Le Somaliland, nouvel atout géostratégique d'Israël ?
La reconnaissance par Israël du Somaliland a surpris mais s'inscrit dans la nouvelle stratégie d'Israël face à ses grands rivaux, Iran en tête, en offrant aux Israéliens la possibilité d'un accès inégalable sur la mer Rouge et le golfe d'Aden.
- Une décision mûrement réfléchie -
L'annonce israélienne, une première pour cette république autoproclamée qui a fait sécession de la Somalie en 1991, est intervenue après des discussions "impliquant le Mossad (services secrets extérieurs) dans un rôle de paradiplomatie", assure à l'AFP David Khalfa, chercheur de la fondation Jean-Jaurès, à Paris.
Aucune contrepartie n'a été révélée.
A terme, l'armée israélienne peut espérer se rapprocher des bases militaires des rebelles yéménites houthis, alliés de l'Iran, qui l'ont frappé à moult reprises depuis le début de la guerre à Gaza déclenchée par l'attaque du Hamas, le 7 octobre 2023.
En y installant avions de chasse et drones de surveillance, Israël pourrait "surveiller et frapper les Houthis", fait valoir l'analyste, également co-président du centre Atlantic Middle East Forum, soulignant combien la zone se trouve au coeur de "toutes les activités des proxies (intermédiaires) de Téhéran dans la région".
Des perspectives confirmées par Asher Lubotzky, de l'Institut des relations israélo-africaines d'Herzliya, près de Tel-Aviv. "Vu que les Etats du Golfe, les Etats-Unis et Israël ont tous combattu les Houthis ces dernières années sans résultat significatif, la possibilité d'opérer depuis le territoire du Somaliland pourrait changer la donne".
Au-delà, Israël témoigne, plus de deux ans après la déflagration du 7-octobre, de sa volonté de fonder des "contre-alliances" face à l'Iran, sur les côtes d'un Somaliland pro-occidental et politiquement stable, "un atout rare dans cette région du monde", ajoute David Khalfa.
- Une région hautement stratégique -
Le Somaliland intéresse les Occidentaux depuis longtemps: sous influence de l'Empire ottoman, il est devenu protectorat britannique en 1888. Et les Etats-Unis ont envisagé d'y installer une base militaire dans les années 1980.
"Sa situation à l'entrée du golfe d'Aden - en face du sud du Yémen - reliant la mer Rouge à l'océan Indien lui confère une importance géostratégique unique", souligne Asher Lubotzky.
Elle offre un accès direct au Golfe d'Aden et au détroit de Bab-el-Mandeb, sur l'une des routes commerciales les plus fréquentées du monde.

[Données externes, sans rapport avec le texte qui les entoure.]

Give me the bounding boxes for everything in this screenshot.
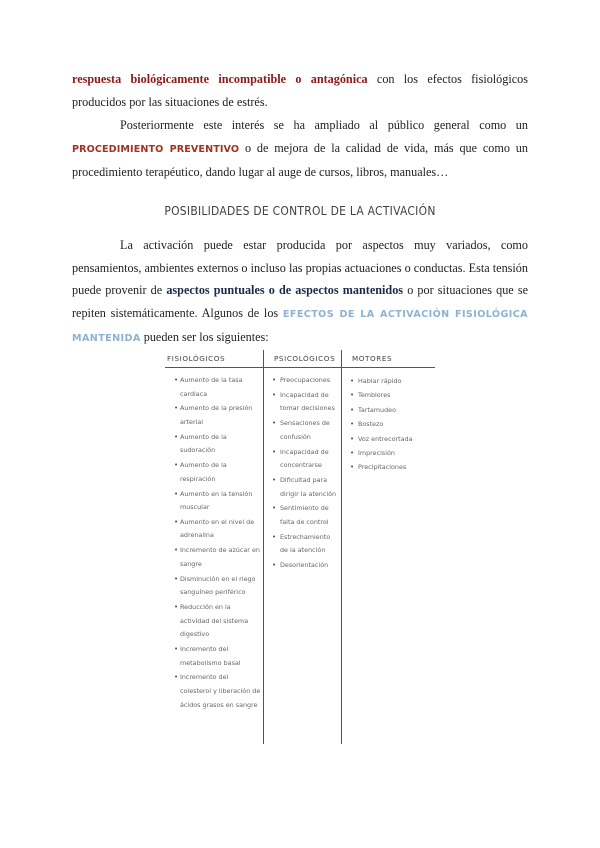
paragraph-3-text-b: o por situaciones que se repiten sistemáticamente. Algunos de los [72,283,528,320]
list-item: • Preocupaciones [264,374,342,388]
list-item: • Aumento de la respiración [165,459,263,486]
list-item: • Sensaciones de confusión [264,417,342,444]
list-item: • Aumento de la tasa cardiaca [165,374,263,401]
paragraph-3 [72,234,528,351]
column-psychological [263,350,342,744]
paragraph-2-text-a: Posteriormente este interés se ha ampliado al público general como un [120,118,528,132]
column-header-psychological: PSICOLÓGICOS [264,350,342,368]
paragraph-3-text-c: pueden ser los siguientes: [140,330,269,344]
list-item: • Incremento de azúcar en sangre [165,544,263,571]
list-item: • Estrechamiento de la atención [264,531,342,558]
physiological-list [165,374,263,712]
list-item: • Reducción en la actividad del sistema digestivo [165,601,263,642]
list-item: • Precipitaciones [342,460,435,474]
column-physiological [165,350,263,744]
paragraph-2-emphasis: PROCEDIMIENTO PREVENTIVO [72,143,240,155]
list-item: • Aumento de la sudoración [165,431,263,458]
paragraph-3-text-a: La activación puede estar producida por aspectos muy variados, como pensamientos, ambientes externos o incluso las propias actuaciones o conductas. Esta tensión puede provenir de [72,238,528,297]
paragraph-2 [72,114,528,184]
list-item: • Sentimiento de falta de control [264,502,342,529]
list-item: • Bostezo [342,417,435,431]
column-motor [341,350,435,744]
list-item: • Imprecisión [342,446,435,460]
column-header-physiological: FISIOLÓGICOS [165,350,263,368]
list-item: • Tartamudeo [342,403,435,417]
effects-table-figure [165,350,434,744]
list-item: • Aumento en la tensión muscular [165,488,263,515]
list-item: • Aumento en el nivel de adrenalina [165,516,263,543]
paragraph-1-emphasis: respuesta biológicamente incompatible o antagónica [72,72,368,86]
section-heading: POSIBILIDADES DE CONTROL DE LA ACTIVACIÓN [164,203,436,218]
column-header-motor: MOTORES [342,350,435,368]
list-item: • Incremento del metabolismo basal [165,643,263,670]
paragraph-2-text-b: o de mejora de la calidad de vida, más que como un procedimiento terapéutico, dando lugar al auge de cursos, libros, manuales… [72,140,528,179]
paragraph-3-emphasis-2: EFECTOS DE LA ACTIVACIÓN FISIOLÓGICA MANTENIDA [72,308,528,344]
list-item: • Desorientación [264,559,342,573]
list-item: • Incremento del colesterol y liberación de ácidos grasos en sangre [165,671,263,712]
list-item: • Voz entrecortada [342,432,435,446]
list-item: • Incapacidad de tomar decisiones [264,389,342,416]
psychological-list [264,374,342,573]
paragraph-1 [72,68,528,113]
paragraph-3-emphasis-1: aspectos puntuales o de aspectos mantenidos [166,283,404,297]
list-item: • Dificultad para dirigir la atención [264,474,342,501]
list-item: • Hablar rápido [342,374,435,388]
list-item: • Aumento de la presión arterial [165,402,263,429]
list-item: • Incapacidad de concentrarse [264,446,342,473]
motor-list [342,374,435,475]
paragraph-1-text: con los efectos fisiológicos producidos por las situaciones de estrés. [72,72,528,109]
list-item: • Temblores [342,388,435,402]
list-item: • Disminución en el riego sanguíneo periférico [165,573,263,600]
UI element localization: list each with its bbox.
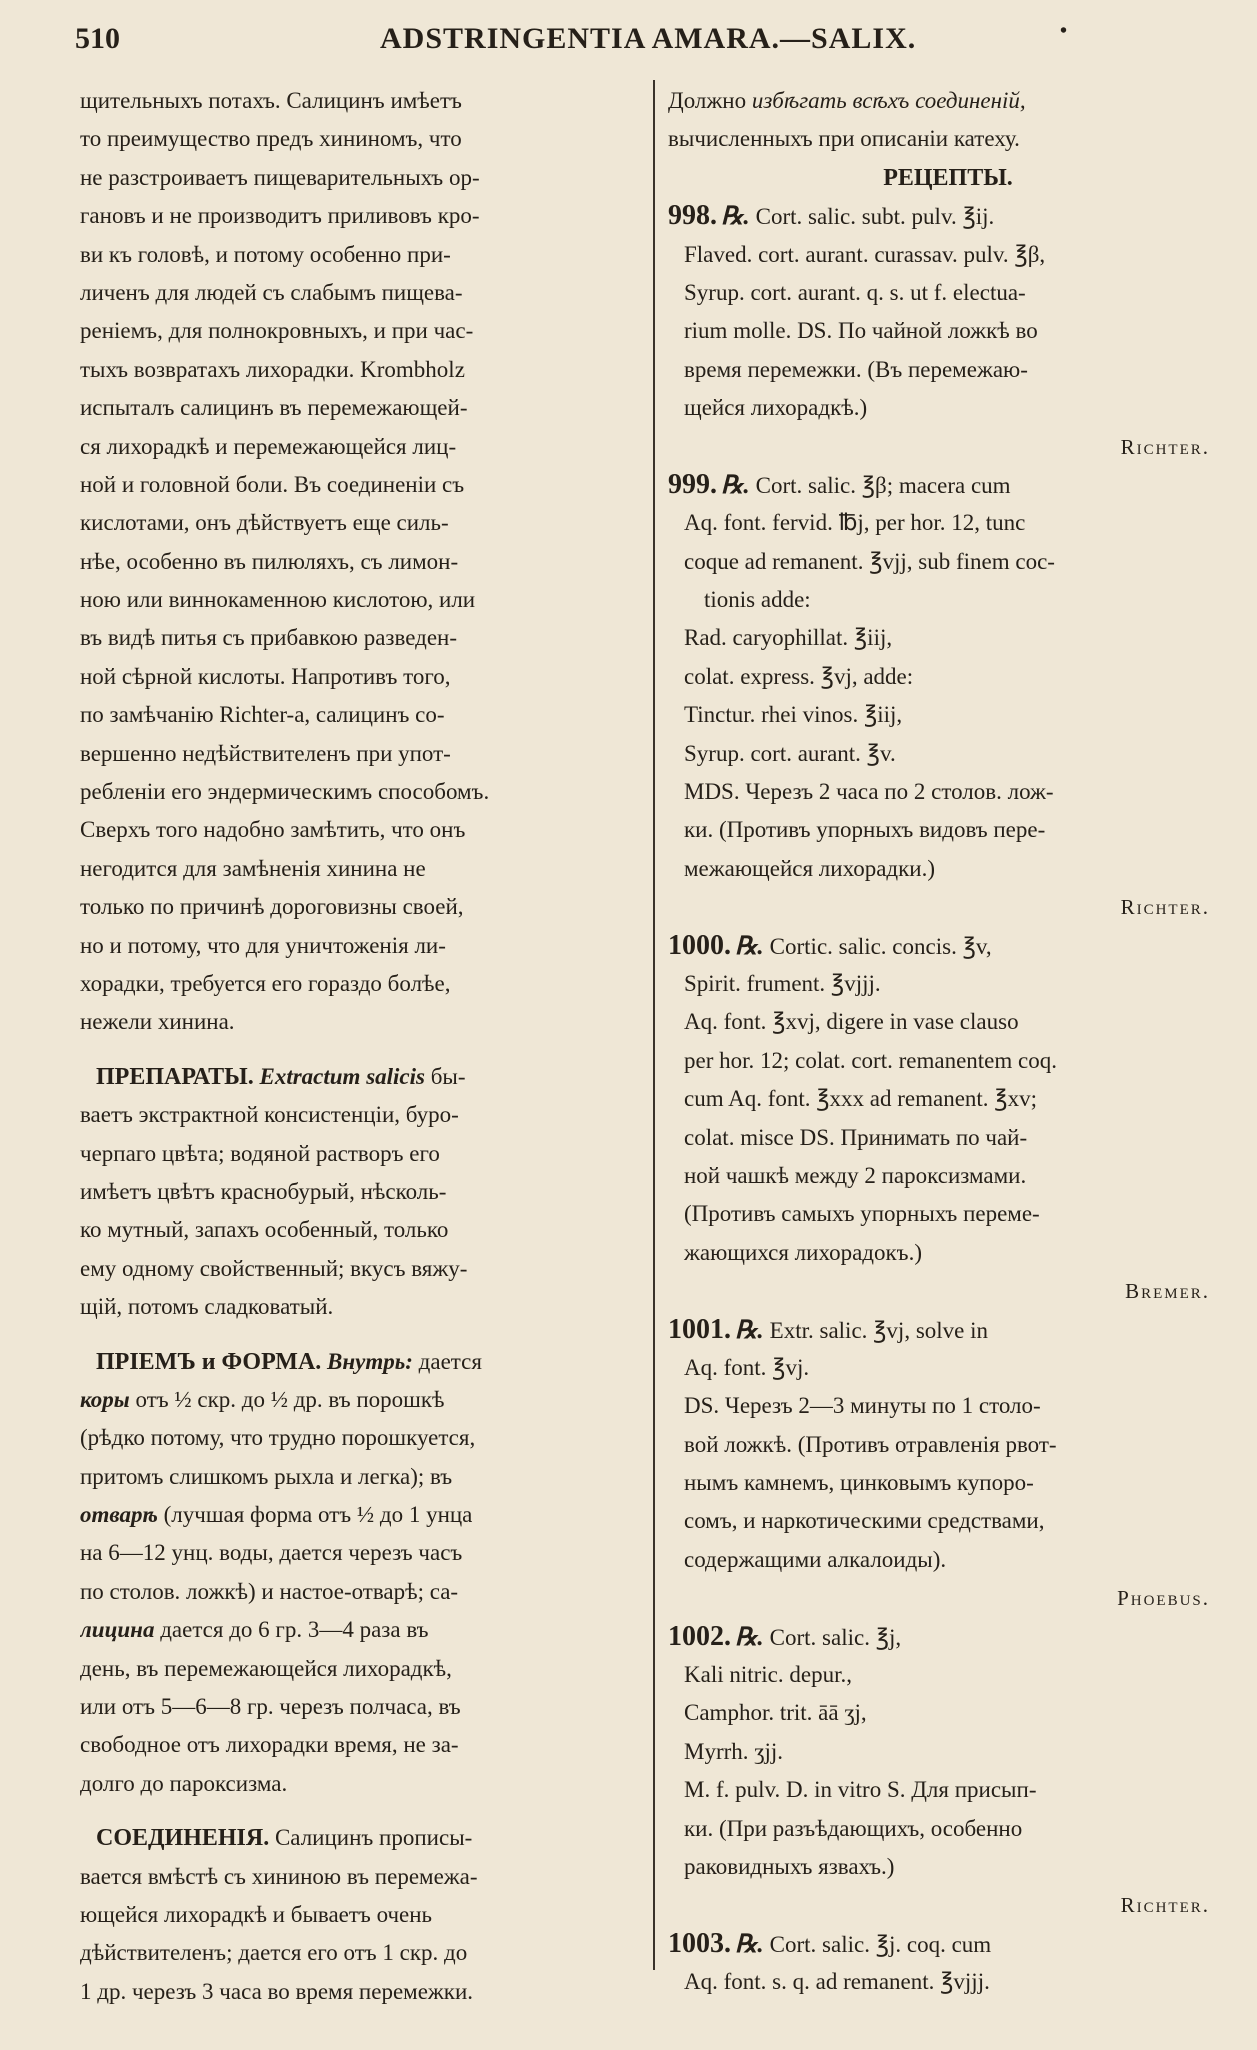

Pour l'experte en sécurité Samira Gaid, du centre de réflexion somalien Balqiis Insights, à Mogadiscio, "cette évolution renforce les inquiétudes selon lesquelles la mer Rouge et le Golfe d'Aden sont des espaces politiques militarisés plutôt que des corridors commerciaux neutres".
Elle accélère également "l'enchevêtrement, depuis une décennie, de la Corne de l'Afrique dans les rivalités moyen-orientales".
- Les puissances régionales à l'affût -
De fait, les Emirats arabes unis exploitent une base militaire sur le port de Berbera, en vertu d'un accord datant de 2017. Et certaines sources affirment qu'Abou Dhabi pourrait en faciliter l'accès à Israël.
Le Somaliland est par ailleurs convoité par l'Ethiopie pour obtenir l'accès à la mer qui lui manque.
Sa reconnaissance par Israël, allié de ces deux pays dans la zone, n'en est que plus logique, explique à l'AFP Colin Clarke, directeur scientifique du Soufan Center, à New York.
"Cela semble s'aligner sur les alliances d'Israël (...), qui considère probablement que ses avantages stratégiques potentiels l'emportent sur les inconvénients diplomatiques", relève-t-il.
"La Corne de l'Afrique, comme d'autres régions du continent, est devenue un champ de bataille entre puissances moyennes, dont Israël, la Turquie et les Etats du Golfe".
Les analystes soulignent combien ces développements mettent de l'huile sur le feu de la rivalité croissante entre Israël et Turquie. L'un est proche des Emirats et reconnaît le Somaliland, l'autre est allié du Qatar et pense la Somalie en quasi "pays satellite", selon les termes d'Asher Lubotzky.
Mardi, le président turc Recep Tayyip Erdogan a jugé la reconnaissance du Somaliland "illégitime et inacceptable", accusant le gouvernement de Benjamin Netanyahu de "déstabiliser la Corne de l'Afrique".